You all know that I’ve been switching my books from paper to Kindle.  Another thing I’m doing at this time is picking up titles of authors I’ve either never read or are using indie publishing to debut their writing.  Granted, the latter is a little dicey; thank God for the “sample” button on these unknown authors.  As for the former, I picked an author who has been writing for a long time, but I’d never read before.  She recently started putting her backlist up and I bought, sight unseen, a duo of titles that reviewers I trust raved about.

Not going to mention author’s name or the titles, but to give you an idea of how I felt reading the books….where is insulin when you need it?  Briefly, the premise of both books was that the heroes, due to past relationships, had closed off their hearts.  One felt his love was hurtful and the other had been hurt.  Both were yummy, strong, handsome and rich.  They made some bad choices, but redeemed themselves at the end of the book.

It’s the heroines I had a problem with.  In book number one, the heroine was a single mom of a special needs child.  That’s it.  That’s the ONLY bad thing about her, if you can call trying to raise a special needs child alone as “bad”.  Otherwise, she was beautiful, patient, loving, and forgave the hero his mistake easily.  BS!  Oh, don’t get me wrong; there’s a special place in heaven for all parents who have (and keep) special needs kids.

But they ain’t perfect.  They get tired.  They get cranky.  And they have bad hair days.

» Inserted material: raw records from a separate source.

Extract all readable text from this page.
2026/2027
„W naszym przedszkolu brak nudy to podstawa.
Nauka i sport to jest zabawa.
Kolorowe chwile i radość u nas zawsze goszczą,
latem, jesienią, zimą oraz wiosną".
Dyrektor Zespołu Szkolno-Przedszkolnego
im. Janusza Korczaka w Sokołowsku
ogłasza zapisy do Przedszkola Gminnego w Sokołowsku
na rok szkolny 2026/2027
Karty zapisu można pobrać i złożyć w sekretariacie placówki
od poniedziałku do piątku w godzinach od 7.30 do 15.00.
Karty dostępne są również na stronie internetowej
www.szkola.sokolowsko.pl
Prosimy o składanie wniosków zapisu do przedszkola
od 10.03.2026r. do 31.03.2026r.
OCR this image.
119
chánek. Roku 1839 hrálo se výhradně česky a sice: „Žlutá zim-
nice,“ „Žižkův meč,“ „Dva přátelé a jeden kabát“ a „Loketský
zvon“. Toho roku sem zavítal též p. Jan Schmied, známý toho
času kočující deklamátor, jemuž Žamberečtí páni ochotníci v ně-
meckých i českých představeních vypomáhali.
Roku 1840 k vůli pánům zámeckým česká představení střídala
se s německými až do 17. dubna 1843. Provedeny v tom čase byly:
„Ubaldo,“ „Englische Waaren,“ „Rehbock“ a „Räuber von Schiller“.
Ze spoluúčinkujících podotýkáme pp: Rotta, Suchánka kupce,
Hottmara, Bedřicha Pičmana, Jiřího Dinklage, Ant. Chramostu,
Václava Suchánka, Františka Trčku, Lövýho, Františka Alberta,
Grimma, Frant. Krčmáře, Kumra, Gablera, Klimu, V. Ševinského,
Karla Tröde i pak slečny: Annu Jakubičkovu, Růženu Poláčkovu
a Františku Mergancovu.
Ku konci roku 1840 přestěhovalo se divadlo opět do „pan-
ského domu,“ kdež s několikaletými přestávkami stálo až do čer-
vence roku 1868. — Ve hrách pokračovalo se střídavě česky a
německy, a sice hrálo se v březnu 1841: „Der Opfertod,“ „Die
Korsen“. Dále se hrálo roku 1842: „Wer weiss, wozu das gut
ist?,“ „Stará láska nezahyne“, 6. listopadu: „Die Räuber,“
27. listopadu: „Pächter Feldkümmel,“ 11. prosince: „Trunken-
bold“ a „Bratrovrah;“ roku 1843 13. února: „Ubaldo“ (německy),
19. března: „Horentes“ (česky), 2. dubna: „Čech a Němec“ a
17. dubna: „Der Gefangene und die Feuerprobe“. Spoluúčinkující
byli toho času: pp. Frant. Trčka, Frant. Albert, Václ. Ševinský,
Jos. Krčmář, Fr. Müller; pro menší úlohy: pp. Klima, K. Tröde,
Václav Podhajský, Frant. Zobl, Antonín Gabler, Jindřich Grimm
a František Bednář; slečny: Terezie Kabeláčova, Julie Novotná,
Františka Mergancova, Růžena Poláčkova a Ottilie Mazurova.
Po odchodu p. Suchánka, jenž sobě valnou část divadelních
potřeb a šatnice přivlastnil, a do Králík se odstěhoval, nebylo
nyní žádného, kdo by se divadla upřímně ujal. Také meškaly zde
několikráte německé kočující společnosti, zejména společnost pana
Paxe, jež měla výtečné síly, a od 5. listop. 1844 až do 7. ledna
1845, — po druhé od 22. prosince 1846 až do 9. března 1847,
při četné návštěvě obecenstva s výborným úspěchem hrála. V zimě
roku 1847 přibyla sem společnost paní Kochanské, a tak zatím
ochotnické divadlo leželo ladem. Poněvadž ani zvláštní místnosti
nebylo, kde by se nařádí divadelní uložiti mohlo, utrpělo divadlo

There are even moments when they get as angry with their SPN child as we do with our regular kids.  And feel as guilty afterwards about it as moms of normal kids.  This heroine strolled through life NEVER having any bad stuff going on.  (Except the husband and father bailing out right off the bat which in this case is a win since this type of partner is usually worthless in the care of a SPN.)

My second issue is that her ONLY internal conflict is that she couldn’t fall in love with anyone who might be detrimental to her child.  But from day one, this hero LOVED the child.  And the kid loved him and how the heroine missed seeing it was astounding.  It was as if she wanted to be a martyr. I just wanted to shake her!  The main reason I kept reading the book is I loved watching the relationship between the hero and child develop.

As to the second heroine, it’s the child as an adult.  Again, despite her handicap, she is beautiful, adorable, fun, and has a special gift that gives her a lot of independence.  But again, the worst thing about her is…oh, wait!  There wasn’t any.  Arrrgh!

To give the author her due, she ISN’T a bad writer.  Back in the days these titles were first published, reader expectation was waaay different than it is today.  But it seems to me since she has the new control over her own writing, couldn’t she have done a little re-write?  Make the heroines three-dimensional?  Updated the language to modern times?  Toughen up then up some?  At least, mess up their hair!  She doesn’t have space constraints or any editor telling her “This won’t sell.”  Shoot, she could even publish the book as originally printed AND publish an updated version that enriches the story.  As an indie author, the options are endless.


9 thoughts on “SAINT HEROINE

  1. Jackie–
    Great post. I don’t need to know the author as there are still plenty out there.
    If I have a good hair day, it’s cause for celebration.

  2. I HATE perfect people. I want flaws and serious conflict. I picked up a book by a former member of our former writers’ group. The hero was gorgeous, rich, extremely talented and successful. He paid his bills on time, was friends with all his ex-girlfriends, doted on his parents, nieces and nephews, did volunteer work 20 hours a week, was kind to everyone and gave millions to charity. The man had zero flaws, and was about as interesting to read as puddin’.

    I like characters with a little baggage. A reviewer once wrote that I liked to make my characters suffer before earning their HEA. You bet!